Apenas não tenho mais uma religião e não me insiro na institucionalidade de
nenhuma delas, mesmo entendendo que, para elas, a necessidade de se institucionalizar
é latente. Eis o problema para eles e para mim.
Recordo com certa náusea,
confesso, de que quando entreguei formalmente minha solicitação de “exclusão do
rol de membros da Igreja” – formal isso, não? Quanta institucionalidade para a
fé! – o pastor, um senhor agradável que ainda guardo com um enorme respeito e
carinho, soltou a máxima: “As muitas letras te deixaram louco”. Citação paulina,
ele era muito bom nessas coisas.

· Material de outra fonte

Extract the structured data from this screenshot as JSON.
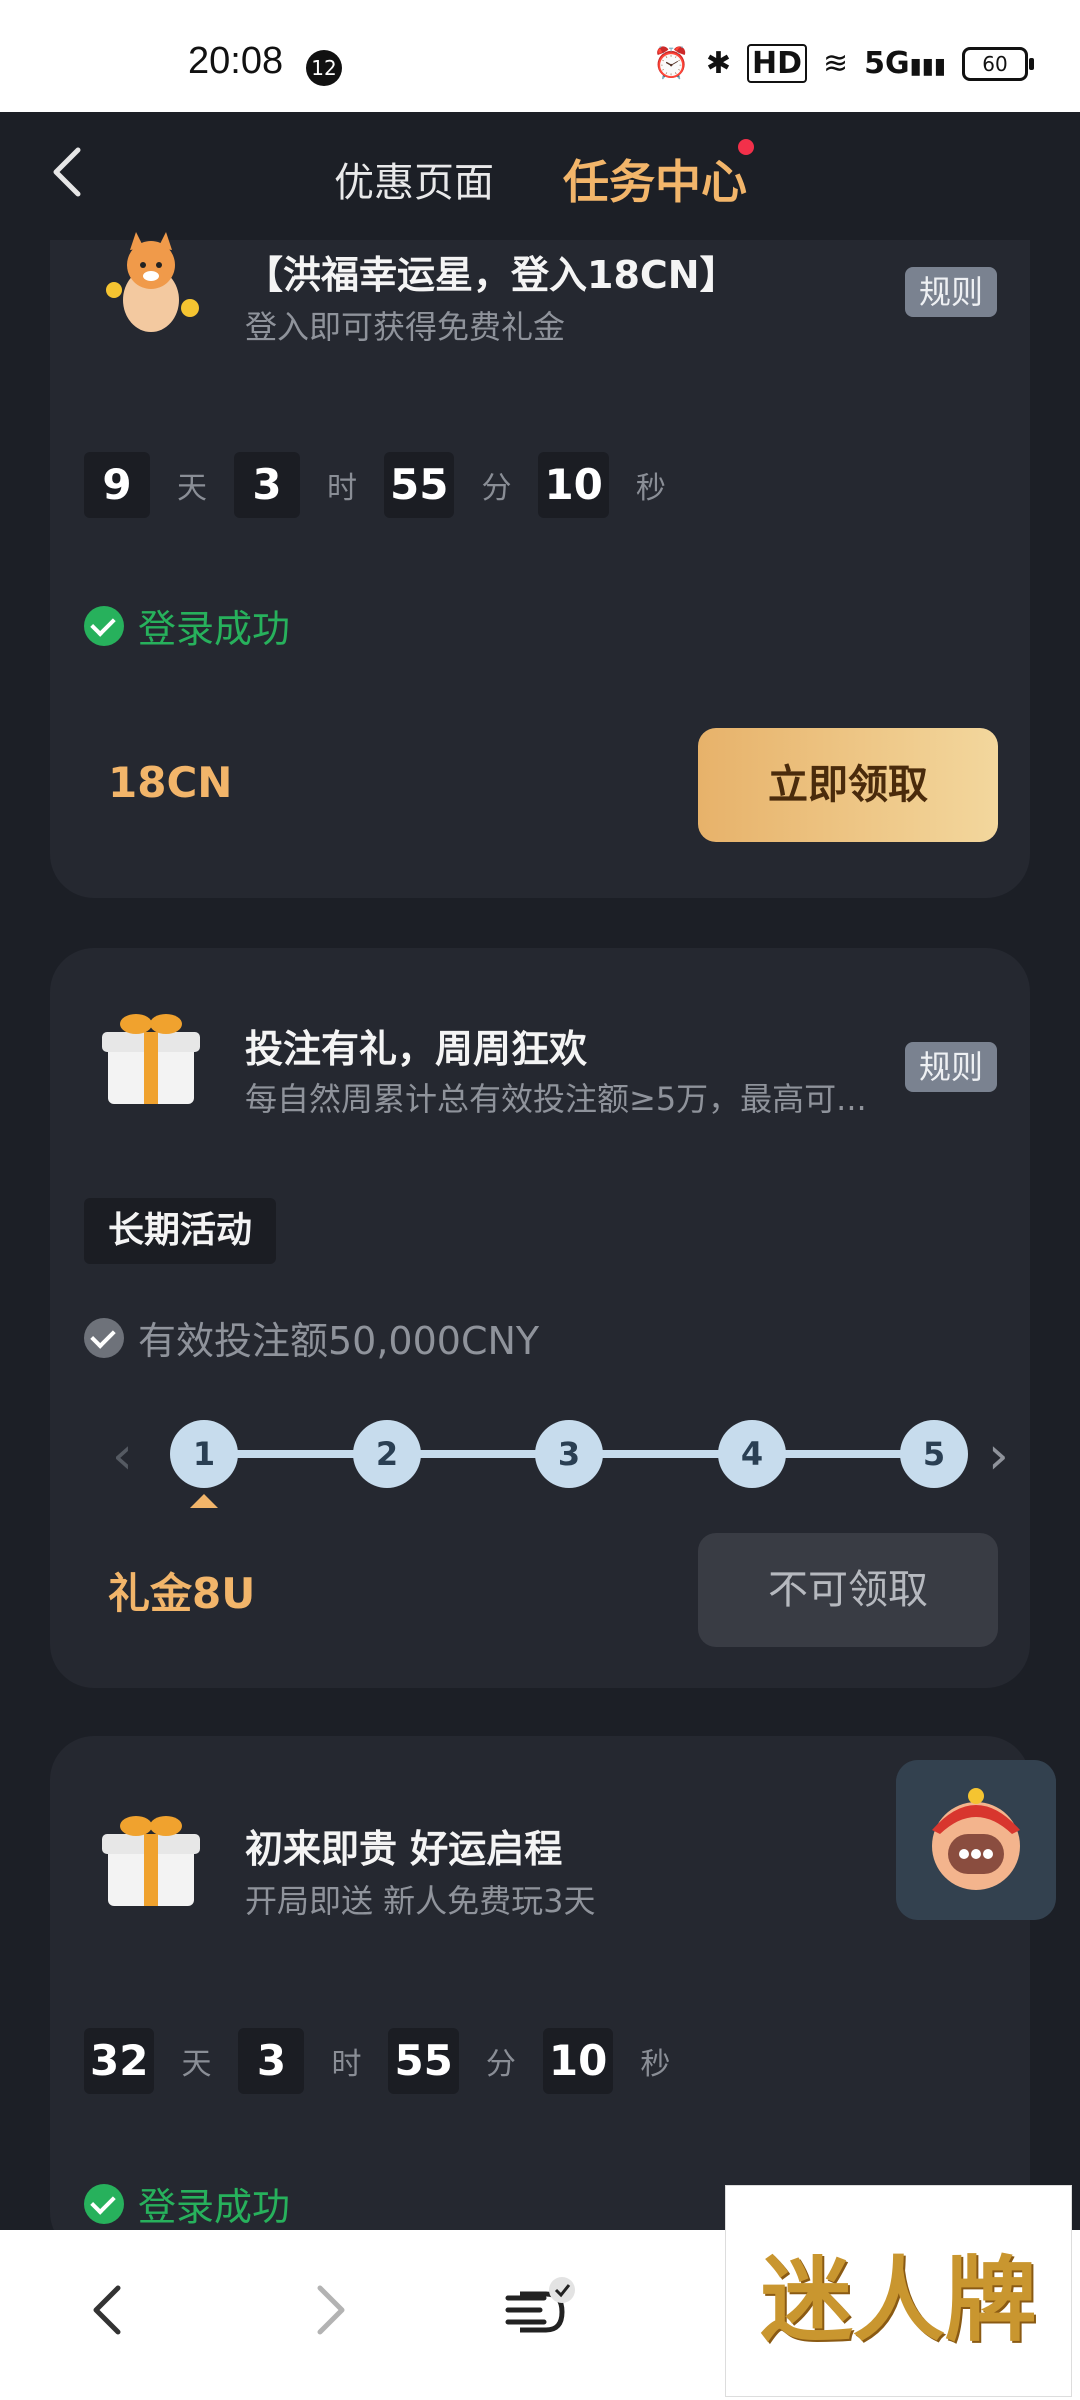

Eu estava cursando graduação em História.
Acho que anos
depois, seu filho, que também tornou-se um ministro e não deixava de ser um bom
amigo, numa conversa informal quando eu disse que havia terminado um
relacionamento (que era jugo desigual, até então) de uns quatro anos, para ficar com uma paixão que me surgiu de
repente, disse: “Mas, ora, sem igreja, religião... quais serão seus fundamentos
morais e éticos para conduzir sua família, sua vida?”. Curiosamente o discurso do desigual sumiu na nova realidade.
Acredito que essa
voz-desabafo de hoje e cada luta diária que travo pela laicidade no Estado e no
Ensino, uma laicidade que permita o conhecimento pleno de toda e qualquer
manifestação de religiosidades, explica bem quais os fundamentos morais e éticos
que eu, brasileiro, servidor público federal, filho, companheiro e amante e, acima
de tudo, livre e sem culpa, sigo na condução da minha família não tradicional.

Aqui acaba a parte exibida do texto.